I'm into Week 7 of my attempt to weed things out of the comic collection. I've just about made it to the letter "T", though, so maybe soon I'll be through. It has given me the chance to go back through and reread a lot of things I hadn't in a few years, which can be good or bad, depending.
On the "bad" side of the ledger, I was going through James Robinson's Starman, and I got to issue #38, where the new Mist decides to prove her villain bonafides by killing a team of second-tier former Justice Leaguers that made their own French super-team. It's supposed to demonstrate her cruelty, her ruthlessness, her cunning (although I don't exactly buy she could successfully impersonate a member of the team for several days without them all being dumbasses.) It's supposed to be this big step in her taking over her father's villainous legacy and establishing herself as a force.
Except by the time Robinson gets to the Grand Guignol storyarc, when she finally returns to Opal City to confront Jack, she willingly becomes a lackey. Not to the Shade's foe Culp, but to her father. Just falls right in line with whatever daddy wants.
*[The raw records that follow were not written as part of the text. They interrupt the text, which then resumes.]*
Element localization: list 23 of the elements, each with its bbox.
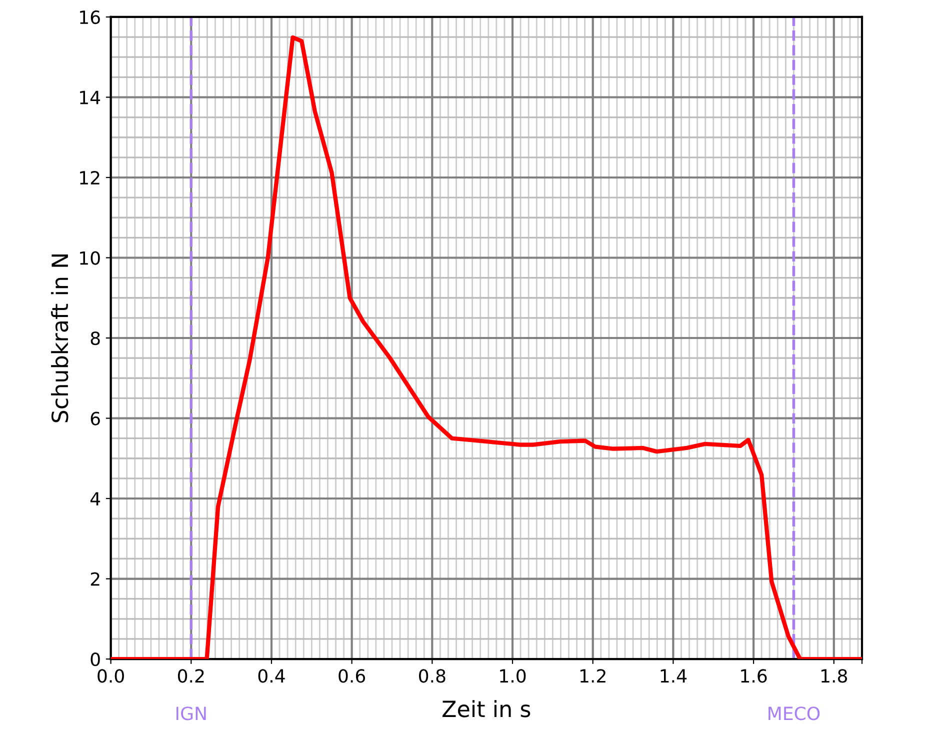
y-tick-label: 10 [80, 251, 100, 265]
y-tick-label: 2 [90, 572, 100, 586]
x-tick-label: 0.6 [338, 669, 366, 683]
x-tick-label: 0.0 [98, 669, 124, 683]
y-tick-label: 14 [80, 90, 100, 104]
y-tick-label: 16 [80, 10, 100, 24]
x-tick-label: 0.4 [258, 669, 285, 683]
y-axis-title: Schubkraft in N [51, 254, 68, 422]
ref-line-label: IGN [176, 706, 206, 720]
x-tick-label: 1.8 [822, 669, 848, 683]
y-tick-label: 8 [90, 331, 100, 346]
x-tick-label: 1.0 [500, 669, 526, 683]
x-tick-label: 1.2 [580, 669, 606, 682]
y-tick-label: 0 [90, 652, 100, 666]
y-tick-label: 4 [90, 492, 100, 506]
x-tick-label: 0.2 [178, 669, 204, 683]
y-tick-label: 6 [90, 412, 100, 426]
x-tick-label: 1.4 [660, 669, 687, 682]
x-axis-title: Zeit in s [442, 700, 530, 718]
y-tick-label: 12 [80, 170, 100, 184]
x-tick-label: 0.8 [419, 669, 446, 683]
x-tick-label: 1.6 [741, 669, 767, 683]
ref-line-label: MECO [768, 706, 820, 720]
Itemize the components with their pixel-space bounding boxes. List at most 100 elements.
Even when he says he's got a nuke and he's gonna destroy the whole city, including her, and the kid she produced by raping Jack Knight, she won't stand up to him. She lets him sweet talk her into handing over the gun, and she dies.
While probably a decent example of how abused children can continually fool themselves into believing their abusive parents actually do care about, it kind of undercuts the whole thing about her being any sort of a "master criminal". That, plus Jack pointing out she's the only one who ever refers to herself that way.
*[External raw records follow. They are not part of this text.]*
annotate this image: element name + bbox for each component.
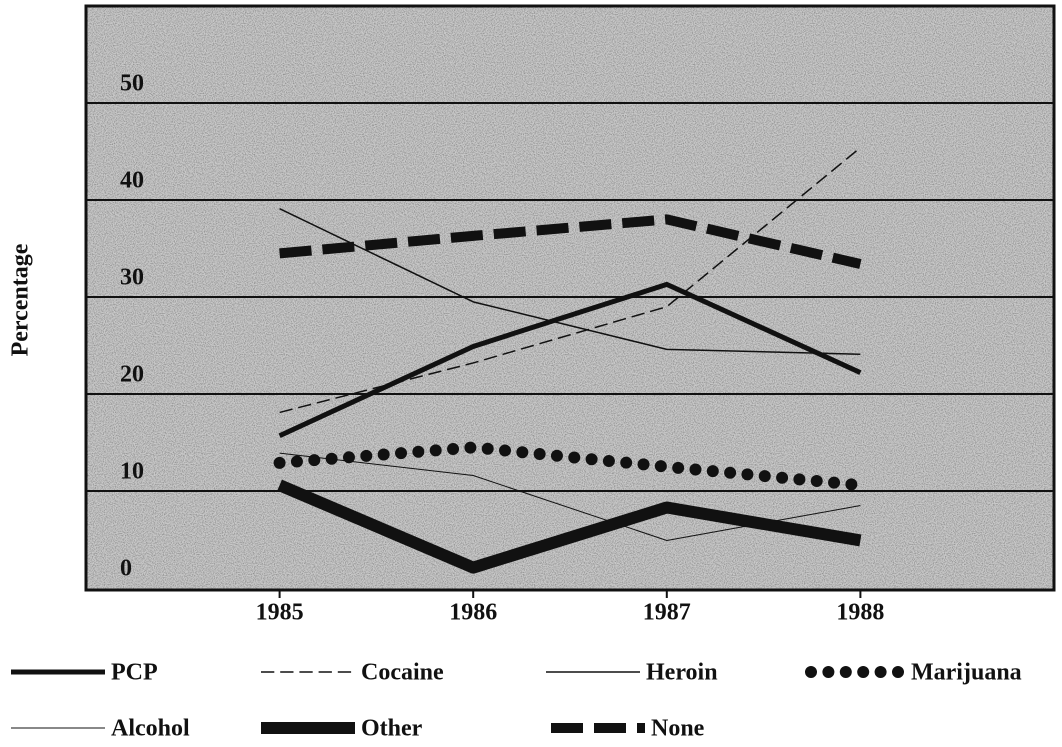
series-line <box>277 479 862 574</box>
series-line <box>279 208 861 355</box>
x-tick-label: 1988 <box>836 600 884 626</box>
legend-label: PCP <box>111 660 158 686</box>
x-tick-label: 1986 <box>449 600 497 626</box>
series-line <box>279 214 862 269</box>
legend-label: Heroin <box>646 660 718 686</box>
y-tick-label: 0 <box>120 556 132 582</box>
legend-label: Alcohol <box>111 716 190 742</box>
y-tick-label: 10 <box>120 459 144 485</box>
y-tick-label: 50 <box>120 71 144 97</box>
y-tick-label: 30 <box>120 265 144 291</box>
series-line <box>273 441 867 492</box>
legend-label: Marijuana <box>911 660 1022 686</box>
legend-label: Other <box>361 716 423 742</box>
x-tick-label: 1987 <box>643 600 691 626</box>
series-line <box>279 147 861 414</box>
plot-frame <box>84 4 1056 592</box>
y-axis-label: Percentage <box>8 243 34 356</box>
y-tick-label: 20 <box>120 362 144 388</box>
x-tick-label: 1985 <box>256 600 304 626</box>
legend-label: None <box>651 716 705 742</box>
series-line <box>278 281 862 438</box>
legend-label: Cocaine <box>361 660 444 686</box>
y-tick-label: 40 <box>120 168 144 194</box>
OK, so she's a pretender, a wannabe. What's that make the heroes who got completely bamboozled by her? If Robinson's going to build her rep on their corpses, only to turn around and show she was fooling herself all along, what was the point of killing the heroes in the first place? It possibly builds her up as a threat to Jack in the future, her trying to improve as a villain while he's finding his footing as a hero, but there's not much of a payoff to that. Jack has a longer battle with Culp, and then the real threat turns out to be Original Recipe Mist.
Just seems like a waste of time. There are plenty of other crimes she can commit to convince herself she's a real super-villain, that don't involve murder.